Apical Na+ Permeability
The Na+ entry step in the frog skin and related high-resistance epithelia is facilitated by ion channels, consistent with the simple electrodiffusion process envisioned by Koefoed-Johnsen and Ussing. The channels were identified by fluctuation analysis and patch clamp. Molecular cloning showed that they consisted of three subunits, termed α, β, and γENaC (Garty and Palmer, 1997; Kellenberger and Schild, 2002) Last year the three-dimensional structure of a homologue, the acid-sensing channel found in sensory nerves, was solved (Jasti et al., 2007). This channel is a trimer, with each subunit having to transmembrane α-helices, which presumably form the conductive pathway.
Na+/K+ Pump
As mentioned above, the Na+/K+ pump had been identified as an ATPase in 1957 (Skou, 1957). Subsequently, it was found to consist of two major subunits (Jorgensen et al., 2003). The transporter is the founding member of the P-type family of pumps, named for the role of the phosphorylated intermediate in driving the cycle of conformational changes required for ion movement. The kinetics of the transport process have been worked out in exquisite detail. The three-dimensional structure of this protein was also published last year (Morth et al., 2007).

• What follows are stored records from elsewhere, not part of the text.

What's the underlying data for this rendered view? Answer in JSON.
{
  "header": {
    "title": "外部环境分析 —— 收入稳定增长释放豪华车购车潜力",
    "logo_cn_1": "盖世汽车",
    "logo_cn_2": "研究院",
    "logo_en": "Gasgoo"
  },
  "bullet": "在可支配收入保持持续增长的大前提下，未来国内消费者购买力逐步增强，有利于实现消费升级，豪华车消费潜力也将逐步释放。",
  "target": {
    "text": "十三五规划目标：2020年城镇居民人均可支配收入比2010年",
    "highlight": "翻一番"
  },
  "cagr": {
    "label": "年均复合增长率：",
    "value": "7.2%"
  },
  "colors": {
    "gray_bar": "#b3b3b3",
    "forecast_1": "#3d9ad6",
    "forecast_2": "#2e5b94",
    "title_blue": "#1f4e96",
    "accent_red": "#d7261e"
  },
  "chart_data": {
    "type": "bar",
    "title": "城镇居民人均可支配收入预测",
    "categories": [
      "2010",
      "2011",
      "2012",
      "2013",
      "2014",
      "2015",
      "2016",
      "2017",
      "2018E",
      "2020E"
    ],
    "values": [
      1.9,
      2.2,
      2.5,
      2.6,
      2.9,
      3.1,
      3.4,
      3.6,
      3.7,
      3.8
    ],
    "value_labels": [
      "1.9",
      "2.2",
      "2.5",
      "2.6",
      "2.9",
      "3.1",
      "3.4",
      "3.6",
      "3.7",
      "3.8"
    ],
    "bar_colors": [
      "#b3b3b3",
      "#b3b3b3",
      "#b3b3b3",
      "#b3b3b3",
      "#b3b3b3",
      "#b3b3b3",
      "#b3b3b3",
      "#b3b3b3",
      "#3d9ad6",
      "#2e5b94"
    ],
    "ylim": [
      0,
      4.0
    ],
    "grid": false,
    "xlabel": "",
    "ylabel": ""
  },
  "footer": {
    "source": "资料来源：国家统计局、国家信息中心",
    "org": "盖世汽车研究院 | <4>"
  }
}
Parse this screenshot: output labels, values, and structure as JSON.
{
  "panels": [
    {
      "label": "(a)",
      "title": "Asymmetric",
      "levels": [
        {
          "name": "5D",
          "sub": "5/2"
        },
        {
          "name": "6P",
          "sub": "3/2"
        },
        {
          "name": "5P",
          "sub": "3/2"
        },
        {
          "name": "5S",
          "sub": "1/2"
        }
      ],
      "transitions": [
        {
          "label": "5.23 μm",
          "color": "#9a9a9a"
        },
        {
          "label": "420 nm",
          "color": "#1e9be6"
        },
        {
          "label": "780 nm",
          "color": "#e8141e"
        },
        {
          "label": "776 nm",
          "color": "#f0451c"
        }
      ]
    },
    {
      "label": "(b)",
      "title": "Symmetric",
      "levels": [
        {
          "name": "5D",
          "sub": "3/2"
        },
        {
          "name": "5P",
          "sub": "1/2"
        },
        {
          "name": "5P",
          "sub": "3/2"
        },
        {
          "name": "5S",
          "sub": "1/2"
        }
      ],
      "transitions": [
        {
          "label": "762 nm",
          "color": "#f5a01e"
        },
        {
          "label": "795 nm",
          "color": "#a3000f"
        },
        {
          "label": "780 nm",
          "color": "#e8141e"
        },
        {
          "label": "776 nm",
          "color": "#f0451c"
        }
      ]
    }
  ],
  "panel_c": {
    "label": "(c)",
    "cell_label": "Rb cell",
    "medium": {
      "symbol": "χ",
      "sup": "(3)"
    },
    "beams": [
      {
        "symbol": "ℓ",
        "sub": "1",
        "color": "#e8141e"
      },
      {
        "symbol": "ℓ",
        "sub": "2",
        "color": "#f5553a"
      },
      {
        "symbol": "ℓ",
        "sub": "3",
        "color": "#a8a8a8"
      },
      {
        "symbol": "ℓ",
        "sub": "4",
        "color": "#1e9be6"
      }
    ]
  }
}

Basolateral K+ Permeability
The K+ permeability of the basolateral membrane of the frog skin and related epithelia is presumably also conferred by ion channels. Several K+-selective channels have been identified and/or described, but there is no consensus on which, if any, is the dominant form (Hebert et al., 2005). This may reflect the diversity of K+ channels in any one epithelium or differences among tissues. The most likely candidates include inward-rectifier K+ channels and 2-P K+ channels. A three-dimensional structure has been solved for a bacterial homologue of the former class (Kuo et al., 2003).
The Shunt Pathway
In the Koefoed-Johnsen and Ussing paper efforts were made to minimize the contribution of the “shunt” pathways that obscure the major membrane transport pathways for Na+ and K+. Under physiological conditions, however, much of the transport of Na+ will be accompanied by the concomitant uptake of anions, particularly Cl−, through the shunt. In the frog skin, the major shunt pathway for Cl− ions turned out to be through a minority cell type—the mitochondria-rich cells—arranged in parallel with the Na+-transporting cells (Larsen, 1991). This involves conductive movement through voltage-dependent anion channels that have yet to be identified at the molecular level. Another part of the shunt pathway involves a paracellular movement through tight junctions, as recognized by Ussing and his colleagues early on (Ussing and Windhager, 1964). Later, a wide range of paracellular conductances, which led to the distinction between “tight” and “leaky” epithelia, became apparent (Frömter and Diamond, 1972), and several proteins associated with the tight junctions have been identified. The most important in determining the conductive properties are the claudins, transmembrane proteins that appear to interact with each other between cells (Van Itallie and Anderson, 2006). The precise structure of the junction has not yet been determined.
SUMMARY
The field of epithelial transport has come a long way since 1958. Much of this progress has been guided by the basic principles enunciated in KJ&U. The solutions of the three-dimensional structures of both the Na+/K+ pump and the Na+ channel homologue ASIC1 last year constitute a fitting golden anniversary present for the two-membrane model. They also remind those of us in the field, as well as the interested onlookers, that for much of the past 50 years we have largely been filling in the details of the KJU model.